The ways in which Covid-19 has altered how people grieve is not ideal, says Imber-Black. “People are being as creative and inventive as they can be, but we don’t know yet and won’t know for quite a while how ultimately soothing this will be for people’s mental health down the road.”
Forgive yourself
If you can’t be there when a loved one passes away, you are much more likely to feel guilty, but it’s important to give yourself a pass due to the extenuating circumstances surrounding Covid-19, says Robin D. Friedman, a psychotherapist at Lotus Psychotherapy in White Plains, New York.
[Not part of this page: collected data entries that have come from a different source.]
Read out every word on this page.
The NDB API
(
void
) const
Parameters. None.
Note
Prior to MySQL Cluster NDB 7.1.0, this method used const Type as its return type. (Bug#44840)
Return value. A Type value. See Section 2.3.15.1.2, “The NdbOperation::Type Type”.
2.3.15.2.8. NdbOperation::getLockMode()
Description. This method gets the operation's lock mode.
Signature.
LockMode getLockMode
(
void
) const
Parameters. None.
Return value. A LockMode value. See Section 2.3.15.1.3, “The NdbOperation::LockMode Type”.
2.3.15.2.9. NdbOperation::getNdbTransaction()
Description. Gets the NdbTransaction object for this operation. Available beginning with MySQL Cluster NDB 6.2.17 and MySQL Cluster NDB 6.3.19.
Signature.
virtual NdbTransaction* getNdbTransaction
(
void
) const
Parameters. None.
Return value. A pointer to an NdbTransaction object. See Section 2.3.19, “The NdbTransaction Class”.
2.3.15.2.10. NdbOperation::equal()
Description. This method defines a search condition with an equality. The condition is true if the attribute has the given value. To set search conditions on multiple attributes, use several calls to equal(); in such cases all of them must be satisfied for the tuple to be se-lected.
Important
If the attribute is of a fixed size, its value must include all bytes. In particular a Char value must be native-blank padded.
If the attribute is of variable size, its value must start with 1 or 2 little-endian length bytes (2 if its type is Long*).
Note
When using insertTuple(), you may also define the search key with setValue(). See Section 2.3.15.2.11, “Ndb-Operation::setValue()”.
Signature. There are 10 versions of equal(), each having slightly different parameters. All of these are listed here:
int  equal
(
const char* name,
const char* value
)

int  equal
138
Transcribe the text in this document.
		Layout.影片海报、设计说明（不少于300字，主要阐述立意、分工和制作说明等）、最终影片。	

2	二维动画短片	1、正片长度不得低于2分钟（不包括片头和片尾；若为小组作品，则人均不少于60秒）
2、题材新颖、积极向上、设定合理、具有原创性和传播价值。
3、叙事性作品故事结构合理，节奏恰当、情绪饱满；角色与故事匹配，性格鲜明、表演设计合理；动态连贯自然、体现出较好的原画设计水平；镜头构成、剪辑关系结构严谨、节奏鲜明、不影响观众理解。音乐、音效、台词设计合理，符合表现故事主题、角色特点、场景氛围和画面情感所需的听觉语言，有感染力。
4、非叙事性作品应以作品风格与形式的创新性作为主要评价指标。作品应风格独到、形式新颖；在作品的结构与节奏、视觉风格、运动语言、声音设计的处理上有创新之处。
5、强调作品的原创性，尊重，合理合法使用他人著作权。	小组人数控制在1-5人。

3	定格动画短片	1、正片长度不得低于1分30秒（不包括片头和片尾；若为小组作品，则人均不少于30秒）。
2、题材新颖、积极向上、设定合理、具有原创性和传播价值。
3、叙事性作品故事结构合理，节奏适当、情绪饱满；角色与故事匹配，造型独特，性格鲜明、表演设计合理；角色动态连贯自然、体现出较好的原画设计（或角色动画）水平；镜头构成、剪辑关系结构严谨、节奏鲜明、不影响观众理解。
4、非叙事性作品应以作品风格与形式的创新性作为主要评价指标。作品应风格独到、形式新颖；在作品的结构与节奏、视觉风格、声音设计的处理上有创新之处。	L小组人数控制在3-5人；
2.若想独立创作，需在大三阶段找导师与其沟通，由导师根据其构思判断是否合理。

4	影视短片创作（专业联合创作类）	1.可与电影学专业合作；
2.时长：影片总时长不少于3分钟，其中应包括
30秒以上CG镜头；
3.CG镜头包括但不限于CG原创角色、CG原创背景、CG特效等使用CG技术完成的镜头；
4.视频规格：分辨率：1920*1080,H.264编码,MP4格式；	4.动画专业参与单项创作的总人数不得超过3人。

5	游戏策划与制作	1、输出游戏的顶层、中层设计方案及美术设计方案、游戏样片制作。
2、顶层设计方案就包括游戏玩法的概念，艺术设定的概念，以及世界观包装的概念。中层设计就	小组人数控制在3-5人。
“Nobody deserves to be alone without their family at the end, and that is the one part that will always sit with us and will be difficult to resolve,” Fox shares. She has leaned on some of what she teaches her clients and is giving herself grace. Fortitude matters, adds Leslie Epstein Pearson, a licensed clinical social worker and family therapist in New York City. “People are getting through this grief because they come from a place of strength and health.”
Make donations
Raising money or awareness for a cause that is near and dear to the departed can help honor someone’s memory in a meaningful way. Fox asked individuals to donate to a non-profit called Community Chest of Port Washington because the town gave her father a great deal of joy. Joseph set up an online fundraising campaign to purchase iPads for hospitals, nursing homes, and rehab centers, so Covid-19 patients could connect with loved ones during periods of isolation.
Reach out
Mental health professionals are seeing patients via telemedicine and also offer virtual support groups for the bereaved, says Friedman. “Many therapists—most of whom are available now online—specialize in grief and bereavement work as well as traumatic loss,” she says. “Additionally, it can be helpful to join a support group for people experiencing grief that is facilitated by a trained professional to help individuals move through the multitude of feelings that can arise out of grief as well as help to build perspective as a result of the loss.” Prolonged grief can turn into depression if left unaddressed. (In case it could help: Here’s how to cope with depression during coronavirus quarantine.)
There are also things you can do if someone you know has lost a loved one during Covid-19, to help support them while social distancing.
If you know someone who has lost a loved one due to Covid-19, keep following up, says Cormier. “Pick up the phone and make that call or drop off flowers or a kind note by their doorstep,” she suggests. “As we move away from physical distancing, try to have some kind of personal contact to convey your concern and condolences.” It’s not just what you do or say in the immediate aftermath of a death that counts, she says. “In the short span after the death of loved one, we are often inundated with a lot of things including financial matters and the worst part of grief can hit six to 12 months later.”